Croire mordicus à la résurrection d'Haïti*

Notre besoin de croire est impossible à rassasier, disait  André Comte-Sponville dans La Sagesse des modernes (Robert Laffont).  Nous  croyons fermement dans les idées, le mot, le livre, tous précurseurs d’action. Nous y croyons d’autant plus profondément que nous griffonnons notre existence sur des pages distantes dans une Haïti oubliée, à double vitesse, pays de culture et d’inculture, terre de mornes et de plaines, de hauteur et de bassesses, de destruction et de poésie, de ratures et de littérature…

Un an après la fin du monde, la postériorité existe encore sans être capable d’inventer le néant ni le miracle de la résurrection. Et  nous les estropiés, nous  continuons  notre  marche dialectique entre la racine et la fleur, jouant à la marelle entre la terre et le ciel, poussant à cloche-pied les lignes du poème qui  charrie essoufflé les semences sèches de la reconstruction.

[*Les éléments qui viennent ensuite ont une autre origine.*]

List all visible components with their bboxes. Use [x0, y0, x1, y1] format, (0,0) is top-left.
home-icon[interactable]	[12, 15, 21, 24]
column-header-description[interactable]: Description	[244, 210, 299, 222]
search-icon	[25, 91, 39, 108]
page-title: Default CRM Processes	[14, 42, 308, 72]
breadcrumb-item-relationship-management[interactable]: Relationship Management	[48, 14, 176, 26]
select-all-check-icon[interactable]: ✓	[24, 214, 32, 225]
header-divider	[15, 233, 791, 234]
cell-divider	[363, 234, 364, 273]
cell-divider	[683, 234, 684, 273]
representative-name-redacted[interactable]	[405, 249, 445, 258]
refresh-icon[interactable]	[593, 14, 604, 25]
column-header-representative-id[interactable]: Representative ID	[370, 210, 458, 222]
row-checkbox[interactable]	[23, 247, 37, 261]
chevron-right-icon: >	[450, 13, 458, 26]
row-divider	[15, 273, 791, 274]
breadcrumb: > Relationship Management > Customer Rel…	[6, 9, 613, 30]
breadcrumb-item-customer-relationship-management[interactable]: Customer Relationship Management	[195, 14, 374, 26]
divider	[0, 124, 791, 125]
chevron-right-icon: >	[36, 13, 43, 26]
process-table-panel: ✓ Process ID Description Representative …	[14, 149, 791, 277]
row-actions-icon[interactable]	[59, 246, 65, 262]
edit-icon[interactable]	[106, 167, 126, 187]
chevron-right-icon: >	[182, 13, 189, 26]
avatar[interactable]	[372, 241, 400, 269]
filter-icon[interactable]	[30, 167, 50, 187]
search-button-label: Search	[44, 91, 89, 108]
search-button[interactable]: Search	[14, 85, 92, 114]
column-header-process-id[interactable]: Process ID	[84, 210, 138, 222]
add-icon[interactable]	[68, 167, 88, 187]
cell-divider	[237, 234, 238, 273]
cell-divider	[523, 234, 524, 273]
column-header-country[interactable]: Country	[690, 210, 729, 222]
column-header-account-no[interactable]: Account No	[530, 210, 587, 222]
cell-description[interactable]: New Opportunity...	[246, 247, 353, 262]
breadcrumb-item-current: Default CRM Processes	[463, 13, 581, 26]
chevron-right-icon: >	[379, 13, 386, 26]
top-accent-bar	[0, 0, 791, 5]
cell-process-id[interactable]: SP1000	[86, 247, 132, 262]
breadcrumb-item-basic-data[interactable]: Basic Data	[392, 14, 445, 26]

Même si  notre besoin de croire est impossible à rassasier, Haïti, en ce 12 janvier 2011 pour toi je crois. Pour toi j’avais semé la «Semence» que voici:

             quand la morte saison hante le souvenir

             s’installe au creux du ventre et ne veut pas s’enfuir
             âprement résistant à l’oubli
             sans vergogne sans eau sans alibi
             le geste d’un semeur ganté de sécheresse
             annonce la détresse
              quand les machettes creusent des entailles
             dans la moustiquaire de la liane corail
             déchaperonnent les gommiers
             et le berceau des amandiers
             quand elles font des chemins de rat
             dans la toison de nos lilas
              quand les bambous ne font plus baldaquin
             au lit de la Rouyonne
             et que les files de sapins
             n’égayent ni n’environnent
             le Vieux Bourg d’Aquin
             alors le temps des crachins
             prend une nette revanche
             devient soudain paradoxe d’avalanche
             alors je récite l’alphabet de la vie
             pour toi ma belle au teint d’aubergine
             je fais couver des graines dans des bacs au soleil
             je rêve de dattes de barbadines
             d’une saison de mots d’une formule espoir
             je chuchote les consonnes de ton nom
             dans les couloirs de mes tympans
             j’en écris les voyelles
             sur le tableau de ma rétine
             afin que jamais je n’oublie
              ton nom est un désir inscrit dans mon destin
             avec toi je batifole
             je sème des lettres des mots des phrases
             des œuvres de chair et d’esprit
             des gamètes d’abondance
             des germes de femmes qui font pousser des hommes
             des semences d’hommes qui font le tour des mers
             ramenant avec eux richesse et expérience
             des trésors de bonne foi des butins de l’errance
              je protège tes fleurs tes fruits ta chevelure
             tes racines tes pieds ton rythme ton allure
             ô terre tourmentée de vallées et de faîtes
             de sublimes efforts de piteuses défaites
             de commencements
             et de recommencements
              vieux pays de colons de colonnes d’esclaves
             de biens fonciers de lopins et d’enclaves
             de passion de tension
             d’incompréhension
             de contorsions pour rien de sueurs pour grand merci
             je réclame la paix pour ailleurs et ici
             de nouveaux plants d’hommes et de braves bergers
             de nouveaux animaux des pousses des vergers
              j’intercède pour une autre saison
             pour une année de guérison
             une pluie d’arrière-saison
             pour le printemps de la raison 
            (extrait de Parfum de bergamote, Montréal 2007)

* Publié il y a 10 ans sur le site littéraire du NouvelObs.